Salomé Corbo anime ce soir la deuxième édition du spectacle-bénéfice Vive ton courage. Peu importe le sujet, la comédienne, qui fait partie du collectif Les Courageuses, ne craint pas d’exprimer ses opinions, même si celles-ci peuvent déplaire à certains. Entrevue.

Le Grand Montréal comique apporte encore une fois son soutien aux victimes d’agressions sexuelles en présentant le spectacle que vous allez coanimer avec François Massicotte. Avez-vous hésité avant d’accepter ce rôle ?

Oui, parce que dans la société actuelle, bien des gens disent que les personnalités s’achètent du capital de sympathie en s’associant à une cause. En même temps, nous sommes tous bénévoles.

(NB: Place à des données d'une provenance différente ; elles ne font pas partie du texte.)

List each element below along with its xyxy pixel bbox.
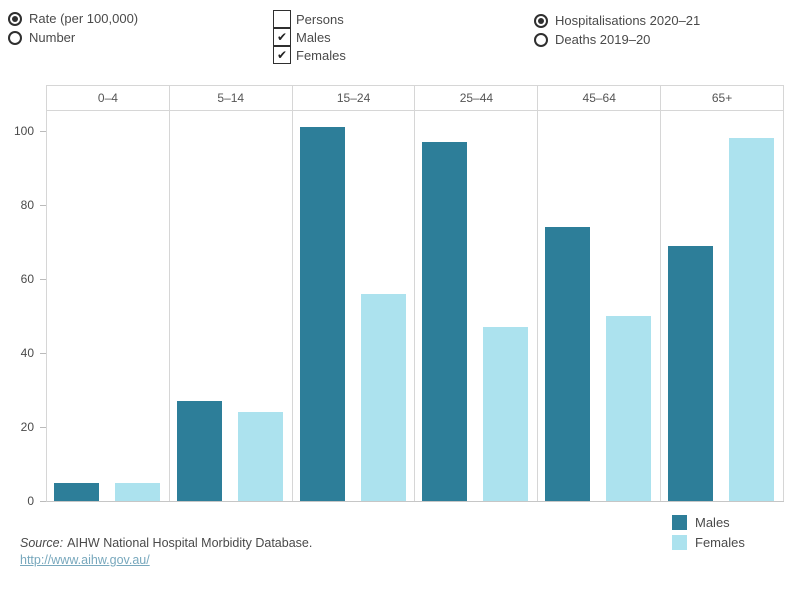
bar-males[interactable] (545, 227, 591, 501)
legend: Males Females (672, 512, 745, 552)
bar-males[interactable] (176, 401, 222, 501)
radio-option-number[interactable]: Number (8, 28, 138, 47)
bar-females[interactable] (115, 482, 160, 501)
checkbox-option-persons[interactable]: Persons (273, 10, 346, 28)
bar-females[interactable] (237, 412, 283, 501)
category-column (293, 111, 416, 501)
bar-males[interactable] (668, 245, 714, 501)
bar-males[interactable] (422, 142, 468, 501)
radio-option-rate[interactable]: Rate (per 100,000) (8, 9, 138, 28)
source-note: Source: AIHW National Hospital Morbidity … (20, 536, 312, 550)
y-tick-mark (40, 279, 46, 280)
bar-males[interactable] (299, 127, 345, 501)
radio-label: Hospitalisations 2020–21 (555, 13, 701, 28)
bar-males[interactable] (54, 482, 99, 501)
checkbox-label: Males (296, 29, 331, 45)
legend-item-females[interactable]: Females (672, 532, 745, 552)
column-header: 25–44 (415, 86, 539, 110)
radio-label: Number (29, 30, 76, 45)
y-axis: 0 20 40 60 80 100 (0, 111, 46, 508)
bar-females[interactable] (729, 138, 775, 501)
category-column (47, 111, 170, 501)
y-tick-label: 80 (20, 198, 34, 212)
bar-females[interactable] (360, 293, 406, 501)
category-column (661, 111, 784, 501)
column-header: 45–64 (538, 86, 662, 110)
radio-icon (534, 32, 548, 47)
radio-option-deaths[interactable]: Deaths 2019–20 (534, 30, 700, 49)
checkbox-icon (273, 10, 291, 28)
category-column (170, 111, 293, 501)
radio-icon (8, 11, 22, 26)
column-header: 0–4 (47, 86, 170, 110)
column-header: 15–24 (293, 86, 416, 110)
bar-females[interactable] (606, 316, 652, 501)
column-header: 65+ (661, 86, 784, 110)
measure-radio-group: Rate (per 100,000) Number (8, 9, 138, 47)
y-tick-label: 100 (13, 124, 34, 138)
y-tick-label: 0 (27, 494, 34, 508)
aihw-link[interactable]: http://www.aihw.gov.au/ (20, 553, 150, 567)
bar-females[interactable] (483, 327, 529, 501)
radio-label: Rate (per 100,000) (29, 11, 139, 26)
y-tick-mark (40, 205, 46, 206)
checkbox-label: Females (296, 47, 346, 63)
legend-swatch-icon (672, 534, 687, 550)
category-column (415, 111, 539, 501)
y-tick-mark (40, 131, 46, 132)
plot-area (46, 111, 784, 502)
y-tick-label: 40 (20, 346, 34, 360)
radio-option-hospitalisations[interactable]: Hospitalisations 2020–21 (534, 11, 700, 30)
legend-label: Males (695, 514, 730, 530)
sex-checkbox-group: Persons Males Females (273, 10, 346, 64)
dataset-radio-group: Hospitalisations 2020–21 Deaths 2019–20 (534, 11, 700, 49)
source-text: AIHW National Hospital Morbidity Databas… (67, 536, 313, 550)
checkbox-option-females[interactable]: Females (273, 45, 346, 64)
checkbox-icon (273, 45, 291, 64)
y-tick-label: 60 (20, 272, 34, 286)
y-tick-mark (40, 501, 46, 502)
legend-item-males[interactable]: Males (672, 512, 745, 532)
source-prefix: Source: (20, 536, 64, 550)
y-tick-label: 20 (20, 420, 34, 434)
radio-icon (534, 13, 548, 28)
column-header: 5–14 (170, 86, 293, 110)
checkbox-icon (273, 27, 291, 46)
checkbox-option-males[interactable]: Males (273, 27, 346, 46)
checkbox-label: Persons (296, 11, 344, 27)
legend-label: Females (695, 534, 745, 550)
y-tick-mark (40, 427, 46, 428)
y-tick-mark (40, 353, 46, 354)
radio-icon (8, 30, 22, 45)
legend-swatch-icon (672, 514, 687, 530)
category-column (538, 111, 662, 501)
column-header-row: 0–4 5–14 15–24 25–44 45–64 65+ (46, 85, 784, 111)
radio-label: Deaths 2019–20 (555, 32, 651, 47)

Vous pourriez ne pas avoir envie d’être associée à cette cause, afin qu’on ne vous accole pas l’étiquette de « victime ».

Ce n’est tellement pas dans ma nature, d’être victime, que si une personne me pose une étiquette de victime, c’est dans son regard à elle. 

Avez-vous aussi l’impression que plus les gens vont dénoncer leurs agresseurs, moins il y aura d’agressions ?

Je ne suis pas pour que les tribunaux populaires prennent le relais. Mais oui, je crois que si les prédateurs savent qu’ils n’ont plus l’impunité et que ça peut leur péter dans la face, ça peut restreindre leurs comportements. Peut-être qu’ils vont maintenant se questionner sur ce qui est considéré comme correct. Peut-être qu’ils vont comprendre qu’accoter cette fille-là dans un coin ou insister au party de bureau, ils ne devraient plus faire ça. Et peut-être qu’ils auront une meilleure vie sexuelle, d’ailleurs. Ils vont réapprendre à charmer et à faire la danse du paon.

À quoi ressemblera votre animation ?

Je n’ai aucun numéro de préparé. Ma ligne de travail pour ce projet est de ne pas me préparer. C’est mon métier dans la vie d’être improvisatrice [elle est joueuse dans la Ligue nationale d’improvisation depuis 20 ans], mais ça n’empêche pas que j’ai le trac de faire ça. Mais ce saut dans le vide, cette prise de risque, est une façon d’être solidaire avec les victimes, parce que nous ne sommes jamais prêts dans la vie à vivre un évènement comme ça. Mon courage à moi donc, lors de cet évènement, est d’arriver sans aucune préparation.

Vous ne craignez pas d’exprimer vos opinions, notamment sur Twitter. Bien des artistes ne le font pas, de peur de perdre des contrats ou de se mettre à dos une partie de leur public. Pourquoi le faites-vous ?

Le phénomène du réseau social m’intéresse. Un troll qui m’envoie des insultes par la tête, j’adore réussir à terminer ça par : « Merci pour cet échange finalement cordial. » C’est comme si je m’étais donné comme mission niaiseuse d’essayer de créer le dialogue même avec des gens qui ne pensent pas comme moi. Je pense qu’un artiste, pour être pertinent, doit comprendre le monde dans lequel il évolue.

Mais vous pouvez recevoir des commentaires d’une grande violence. Ça ne vous déplaît pas ?

Oui, ça peut être très violent… Une femme m’a dit que j’étais devenue folle depuis que j’avais failli exploser à Bruxelles [la comédienne était à l’aéroport de Zaventem lors de l’attentat qui y a fait 32 morts, outre les kamikazes, et 340 blessés le 22 mars 2016]. C’est excessivement dangereux de dire ça à quelqu’un ! Elle fouille dans mon traumatisme. Je fais ça plus pour faire avancer la notion de débat que pour faire avancer mon programme politique. Ce qui m’anime, ce n’est pas la volonté de convaincre les gens. C’est la volonté d’échanger sur des opinions divergentes. Je trouve ça bien intéressant lorsqu’on arrive à se comprendre. Pas se convaincre, mais se comprendre.

Vive ton courage est présenté samedi soir, à 20 h, à l’Olympia. Les profits seront remis au Regroupement québécois des centres d’aide et de lutte contre les agressions à caractère sexuel, à la Fondation Marie-Vincent et à l’organisme La Traversée.